Musician and composer Maria Finkelmeier, center, and intern Cait Winston discuss whether the marimbas are centered within a fabric sculpture while preparing for the opening of “Encounters.” Ben McCanna/Staff Photographer

And almost all of them are Mainers. Laplante and Thompson said that they, and many other Maine-based artists, are growing tired of having to do out-of-state projects to make their living. Inspired by the success of other immersive experiences, they decided to create an interactive art installation in their own backyard.

“That’s really our philosophy – to be able to run a business to earn enough money to continually hire local artists and showcase their work and give them a place to make their living,” Laplante said.

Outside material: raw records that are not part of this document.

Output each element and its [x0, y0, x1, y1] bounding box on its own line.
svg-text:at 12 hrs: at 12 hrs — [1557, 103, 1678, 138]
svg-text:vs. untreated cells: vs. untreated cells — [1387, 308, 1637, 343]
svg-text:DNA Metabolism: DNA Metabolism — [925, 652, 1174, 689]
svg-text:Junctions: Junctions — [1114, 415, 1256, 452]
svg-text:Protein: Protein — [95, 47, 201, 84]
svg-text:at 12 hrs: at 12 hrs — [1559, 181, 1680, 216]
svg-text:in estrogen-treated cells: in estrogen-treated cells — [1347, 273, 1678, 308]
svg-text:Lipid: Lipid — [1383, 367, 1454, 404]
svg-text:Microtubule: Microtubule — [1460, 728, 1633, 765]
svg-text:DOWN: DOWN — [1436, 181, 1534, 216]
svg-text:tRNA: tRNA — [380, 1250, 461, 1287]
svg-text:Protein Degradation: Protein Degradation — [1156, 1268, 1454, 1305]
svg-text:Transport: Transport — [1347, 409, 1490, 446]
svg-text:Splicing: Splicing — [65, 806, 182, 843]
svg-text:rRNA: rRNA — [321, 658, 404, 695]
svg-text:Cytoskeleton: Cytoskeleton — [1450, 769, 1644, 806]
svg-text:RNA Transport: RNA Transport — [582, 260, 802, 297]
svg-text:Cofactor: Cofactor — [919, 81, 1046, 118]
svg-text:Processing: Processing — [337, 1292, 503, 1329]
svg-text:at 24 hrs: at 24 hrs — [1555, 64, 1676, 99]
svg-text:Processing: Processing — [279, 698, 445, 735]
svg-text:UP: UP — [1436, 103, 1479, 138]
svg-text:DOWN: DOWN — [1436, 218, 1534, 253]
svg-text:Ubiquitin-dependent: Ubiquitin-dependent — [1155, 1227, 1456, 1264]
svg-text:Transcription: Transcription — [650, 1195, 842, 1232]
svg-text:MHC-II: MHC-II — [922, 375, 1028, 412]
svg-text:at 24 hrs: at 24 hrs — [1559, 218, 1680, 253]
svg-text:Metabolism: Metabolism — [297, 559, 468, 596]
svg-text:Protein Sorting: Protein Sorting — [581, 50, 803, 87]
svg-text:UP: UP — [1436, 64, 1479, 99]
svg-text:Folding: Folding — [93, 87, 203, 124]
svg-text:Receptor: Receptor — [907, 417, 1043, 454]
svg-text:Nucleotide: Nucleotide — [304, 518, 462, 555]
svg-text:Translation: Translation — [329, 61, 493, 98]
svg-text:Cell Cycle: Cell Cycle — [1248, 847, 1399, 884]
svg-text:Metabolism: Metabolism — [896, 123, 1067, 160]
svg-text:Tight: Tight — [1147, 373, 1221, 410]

“Encounters” will transform throughout its month-long residency. Laplante said the artists are excited to make adjustments, big and small, based on how audiences play with their work.

“We want our audience to interact and play, but as artists, we also want to interact and play,” he said. “Whatever we start with at the beginning of the month will not be what we end with at the end of the month.”

That’s just another thing that makes “Encounters” different. “In most galleries and museums, the art process has stopped. Here, the art process is still going on,” Thompson said.